For instance, one can follow the Downing Street cat on Twitter or, in my case, people can become a fan of my family’s pedigree Yorkshire terrier on Facebook, where with me acting as a “Sockpuppet troller”, Sammie talks about the funny things he gets up to.

It is clear, though, that the dark side of Sockpuppet trolling exists and, for Bridget and others, little is often done about it.

There are laws to deal with the harmful variety, however, as old as the Malicious Communications Act 1988 and as recent as the Communications Act 2003.

The police have no excuse for receiving taxpayers’ money and then doing nothing while the public suffer abuse, which they seem more likely to prosecute if it is one of their own – as they did with Gavin Brent, from Flintshire, in 2008.

Internet trolling

April 24th, 2012 by

As the founder of the Trolling Academy, I felt I had to write to concur with the comments of Alan Francis from Llanelli, who wrote in criticising the fuss regarding the comments of surgeon, Brendan O’Riordan.

While it might seen shocking hearing him say he was “slaughtering” patients, in context one can see it was not made in bad faith. One can see his comments no different to a member of the public saying they are going to see a nurse to be “stabbed” when going for a blood test.
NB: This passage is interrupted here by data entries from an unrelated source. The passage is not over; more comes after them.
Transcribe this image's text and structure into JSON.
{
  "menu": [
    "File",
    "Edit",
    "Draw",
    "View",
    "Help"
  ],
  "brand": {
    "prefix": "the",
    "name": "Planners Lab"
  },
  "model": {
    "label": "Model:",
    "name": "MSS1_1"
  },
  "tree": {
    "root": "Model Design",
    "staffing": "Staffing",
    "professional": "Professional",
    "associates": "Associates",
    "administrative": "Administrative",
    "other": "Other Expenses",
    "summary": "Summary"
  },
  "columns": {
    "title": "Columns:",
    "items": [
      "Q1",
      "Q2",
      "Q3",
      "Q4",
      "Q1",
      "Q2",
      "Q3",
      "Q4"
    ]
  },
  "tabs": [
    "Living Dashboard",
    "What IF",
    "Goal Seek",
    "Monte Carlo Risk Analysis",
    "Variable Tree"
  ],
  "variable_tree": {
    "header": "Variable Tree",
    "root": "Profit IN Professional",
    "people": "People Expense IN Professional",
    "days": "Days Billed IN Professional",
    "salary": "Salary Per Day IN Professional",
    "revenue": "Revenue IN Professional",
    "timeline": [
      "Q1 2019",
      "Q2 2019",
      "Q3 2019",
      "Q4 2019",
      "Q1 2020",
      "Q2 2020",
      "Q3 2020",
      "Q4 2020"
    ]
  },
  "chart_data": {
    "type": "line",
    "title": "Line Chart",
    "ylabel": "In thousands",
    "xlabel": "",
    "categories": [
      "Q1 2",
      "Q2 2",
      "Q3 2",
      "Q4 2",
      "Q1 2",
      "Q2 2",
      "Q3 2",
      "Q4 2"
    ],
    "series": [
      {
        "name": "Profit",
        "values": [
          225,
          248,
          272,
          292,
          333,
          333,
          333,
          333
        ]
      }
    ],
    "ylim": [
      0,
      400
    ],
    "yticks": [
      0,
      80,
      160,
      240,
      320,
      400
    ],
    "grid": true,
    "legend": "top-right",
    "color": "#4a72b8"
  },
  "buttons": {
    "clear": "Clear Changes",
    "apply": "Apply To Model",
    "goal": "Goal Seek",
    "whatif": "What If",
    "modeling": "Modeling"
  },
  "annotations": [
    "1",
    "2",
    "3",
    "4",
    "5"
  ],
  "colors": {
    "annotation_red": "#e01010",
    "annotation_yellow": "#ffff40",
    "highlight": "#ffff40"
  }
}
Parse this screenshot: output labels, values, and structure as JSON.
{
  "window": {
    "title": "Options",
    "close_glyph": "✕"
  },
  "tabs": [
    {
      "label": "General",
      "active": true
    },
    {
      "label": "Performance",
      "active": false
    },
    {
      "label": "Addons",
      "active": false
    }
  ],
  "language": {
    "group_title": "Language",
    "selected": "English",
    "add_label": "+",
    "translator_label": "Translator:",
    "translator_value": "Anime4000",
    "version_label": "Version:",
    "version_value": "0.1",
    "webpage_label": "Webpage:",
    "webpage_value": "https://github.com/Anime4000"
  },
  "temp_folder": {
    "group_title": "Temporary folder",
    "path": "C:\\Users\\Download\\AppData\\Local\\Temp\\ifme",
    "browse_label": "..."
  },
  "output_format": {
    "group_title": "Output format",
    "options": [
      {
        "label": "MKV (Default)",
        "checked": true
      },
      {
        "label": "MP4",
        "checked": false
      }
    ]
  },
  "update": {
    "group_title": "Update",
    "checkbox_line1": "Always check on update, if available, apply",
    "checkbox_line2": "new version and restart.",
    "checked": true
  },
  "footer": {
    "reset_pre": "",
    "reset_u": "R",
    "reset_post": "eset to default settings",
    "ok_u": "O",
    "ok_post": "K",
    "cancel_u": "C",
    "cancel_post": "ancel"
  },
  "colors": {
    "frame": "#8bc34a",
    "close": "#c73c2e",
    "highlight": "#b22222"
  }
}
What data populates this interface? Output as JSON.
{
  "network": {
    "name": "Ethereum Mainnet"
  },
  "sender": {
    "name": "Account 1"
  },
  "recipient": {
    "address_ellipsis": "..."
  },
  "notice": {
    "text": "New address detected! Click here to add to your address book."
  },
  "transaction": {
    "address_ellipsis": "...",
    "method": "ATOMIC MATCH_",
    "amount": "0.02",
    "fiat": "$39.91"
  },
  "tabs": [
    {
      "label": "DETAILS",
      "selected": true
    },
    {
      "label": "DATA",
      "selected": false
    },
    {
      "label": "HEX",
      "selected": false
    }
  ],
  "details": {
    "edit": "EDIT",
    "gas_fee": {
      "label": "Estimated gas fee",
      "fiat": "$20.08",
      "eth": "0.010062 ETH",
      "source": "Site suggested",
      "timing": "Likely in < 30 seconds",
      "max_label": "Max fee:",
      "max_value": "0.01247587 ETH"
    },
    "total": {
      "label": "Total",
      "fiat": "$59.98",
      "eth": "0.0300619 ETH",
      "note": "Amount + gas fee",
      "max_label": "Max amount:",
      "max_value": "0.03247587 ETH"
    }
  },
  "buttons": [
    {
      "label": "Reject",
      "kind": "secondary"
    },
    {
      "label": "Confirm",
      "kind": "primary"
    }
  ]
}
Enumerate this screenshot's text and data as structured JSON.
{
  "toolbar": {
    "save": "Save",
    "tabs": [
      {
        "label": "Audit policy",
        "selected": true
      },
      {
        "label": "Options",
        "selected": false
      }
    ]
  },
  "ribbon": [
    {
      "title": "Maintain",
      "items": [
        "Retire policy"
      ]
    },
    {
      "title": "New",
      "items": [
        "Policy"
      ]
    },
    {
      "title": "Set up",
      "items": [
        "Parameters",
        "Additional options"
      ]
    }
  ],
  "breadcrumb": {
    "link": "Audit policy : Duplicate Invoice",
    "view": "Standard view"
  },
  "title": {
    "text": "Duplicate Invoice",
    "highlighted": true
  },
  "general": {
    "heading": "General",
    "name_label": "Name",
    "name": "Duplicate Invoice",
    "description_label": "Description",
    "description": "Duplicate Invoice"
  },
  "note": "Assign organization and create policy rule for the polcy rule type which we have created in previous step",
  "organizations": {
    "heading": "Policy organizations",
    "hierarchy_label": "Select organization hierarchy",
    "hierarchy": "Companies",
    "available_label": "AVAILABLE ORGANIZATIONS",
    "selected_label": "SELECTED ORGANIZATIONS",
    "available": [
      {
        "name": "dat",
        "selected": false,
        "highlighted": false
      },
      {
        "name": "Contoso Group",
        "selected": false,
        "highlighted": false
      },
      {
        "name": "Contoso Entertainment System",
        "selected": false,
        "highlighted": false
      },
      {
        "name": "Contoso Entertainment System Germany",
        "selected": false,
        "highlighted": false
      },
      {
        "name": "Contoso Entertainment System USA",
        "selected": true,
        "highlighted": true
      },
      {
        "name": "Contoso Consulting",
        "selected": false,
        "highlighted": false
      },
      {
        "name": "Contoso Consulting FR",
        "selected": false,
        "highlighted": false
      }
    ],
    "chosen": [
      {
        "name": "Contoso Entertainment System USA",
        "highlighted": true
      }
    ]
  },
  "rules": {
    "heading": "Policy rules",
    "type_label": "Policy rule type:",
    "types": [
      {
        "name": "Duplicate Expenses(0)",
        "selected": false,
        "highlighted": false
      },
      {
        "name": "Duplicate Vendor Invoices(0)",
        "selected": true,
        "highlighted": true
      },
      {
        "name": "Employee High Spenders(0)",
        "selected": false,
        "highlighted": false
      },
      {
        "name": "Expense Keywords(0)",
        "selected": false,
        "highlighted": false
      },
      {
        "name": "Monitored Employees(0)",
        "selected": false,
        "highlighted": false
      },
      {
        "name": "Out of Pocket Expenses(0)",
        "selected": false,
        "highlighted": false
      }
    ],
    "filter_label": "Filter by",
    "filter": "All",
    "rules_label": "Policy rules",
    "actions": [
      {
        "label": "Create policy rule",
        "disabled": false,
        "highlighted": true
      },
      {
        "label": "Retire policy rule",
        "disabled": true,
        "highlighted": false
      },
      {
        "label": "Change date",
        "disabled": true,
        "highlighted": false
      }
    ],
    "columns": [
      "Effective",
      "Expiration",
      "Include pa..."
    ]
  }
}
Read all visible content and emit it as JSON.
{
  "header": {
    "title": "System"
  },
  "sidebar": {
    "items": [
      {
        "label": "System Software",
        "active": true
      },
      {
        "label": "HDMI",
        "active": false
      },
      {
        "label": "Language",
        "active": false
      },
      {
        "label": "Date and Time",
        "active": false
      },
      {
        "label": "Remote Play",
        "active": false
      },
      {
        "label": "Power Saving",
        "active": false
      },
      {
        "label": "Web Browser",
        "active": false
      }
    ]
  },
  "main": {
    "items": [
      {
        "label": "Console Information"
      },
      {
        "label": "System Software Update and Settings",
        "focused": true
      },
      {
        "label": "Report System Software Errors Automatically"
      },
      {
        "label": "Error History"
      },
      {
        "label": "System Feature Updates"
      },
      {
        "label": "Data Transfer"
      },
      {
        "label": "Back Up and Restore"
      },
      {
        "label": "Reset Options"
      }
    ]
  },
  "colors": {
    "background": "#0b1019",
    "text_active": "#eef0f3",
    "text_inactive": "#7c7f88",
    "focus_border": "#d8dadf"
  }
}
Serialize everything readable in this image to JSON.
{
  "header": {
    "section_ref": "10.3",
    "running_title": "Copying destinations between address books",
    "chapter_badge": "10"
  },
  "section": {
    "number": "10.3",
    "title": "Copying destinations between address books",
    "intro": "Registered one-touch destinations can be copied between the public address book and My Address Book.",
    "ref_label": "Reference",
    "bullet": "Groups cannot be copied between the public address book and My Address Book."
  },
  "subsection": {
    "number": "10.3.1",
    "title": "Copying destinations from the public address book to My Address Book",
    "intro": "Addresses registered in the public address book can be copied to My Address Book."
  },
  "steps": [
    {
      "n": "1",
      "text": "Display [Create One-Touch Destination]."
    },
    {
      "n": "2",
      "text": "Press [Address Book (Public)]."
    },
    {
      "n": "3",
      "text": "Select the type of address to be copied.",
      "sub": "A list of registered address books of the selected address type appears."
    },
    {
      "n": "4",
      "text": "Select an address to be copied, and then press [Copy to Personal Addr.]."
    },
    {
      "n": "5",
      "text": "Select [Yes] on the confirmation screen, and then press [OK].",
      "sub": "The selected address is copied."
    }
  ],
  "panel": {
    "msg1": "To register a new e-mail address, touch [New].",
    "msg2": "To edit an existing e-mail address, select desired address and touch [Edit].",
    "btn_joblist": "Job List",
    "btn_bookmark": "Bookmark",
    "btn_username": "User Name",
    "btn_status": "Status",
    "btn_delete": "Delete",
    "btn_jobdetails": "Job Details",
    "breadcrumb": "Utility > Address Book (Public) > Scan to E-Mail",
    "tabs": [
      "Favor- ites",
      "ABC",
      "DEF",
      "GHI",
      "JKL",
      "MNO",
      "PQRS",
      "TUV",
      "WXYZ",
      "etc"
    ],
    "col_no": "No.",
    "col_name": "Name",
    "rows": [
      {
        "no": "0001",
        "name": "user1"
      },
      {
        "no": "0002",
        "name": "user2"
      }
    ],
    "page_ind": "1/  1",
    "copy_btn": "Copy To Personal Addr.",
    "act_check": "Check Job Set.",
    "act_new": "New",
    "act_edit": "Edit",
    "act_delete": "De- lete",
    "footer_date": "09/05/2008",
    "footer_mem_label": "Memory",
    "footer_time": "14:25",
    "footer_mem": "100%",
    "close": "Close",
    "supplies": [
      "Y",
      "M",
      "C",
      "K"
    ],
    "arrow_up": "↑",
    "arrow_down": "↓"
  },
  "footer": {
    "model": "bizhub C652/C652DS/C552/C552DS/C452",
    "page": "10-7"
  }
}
In criminal law cases in the UK it is necessary at trial to prove “mens rea” (ie guilty mind) to show that someone intended to do something. I instead think this should have to be proven before trial on the basis of whether an act was made in good faith or bad faith. If the former was true there would be no criminal prosecution, only an option for civil action if the person was harmed.

One cannot compare Mr O’Riordan’s remarks with those of Liam Stacey, sentenced recently for his racist comments on Twitter. Nor can they be compared with the actions of Sean Duffy from Reading, who perpetually harasses grieving families however many 13 week sentences he is subject to.

We need some common sense in dealing with Internet trolling. If we all faced prosecution for the offensive things we said in the real world, then the prisons would be crammed full!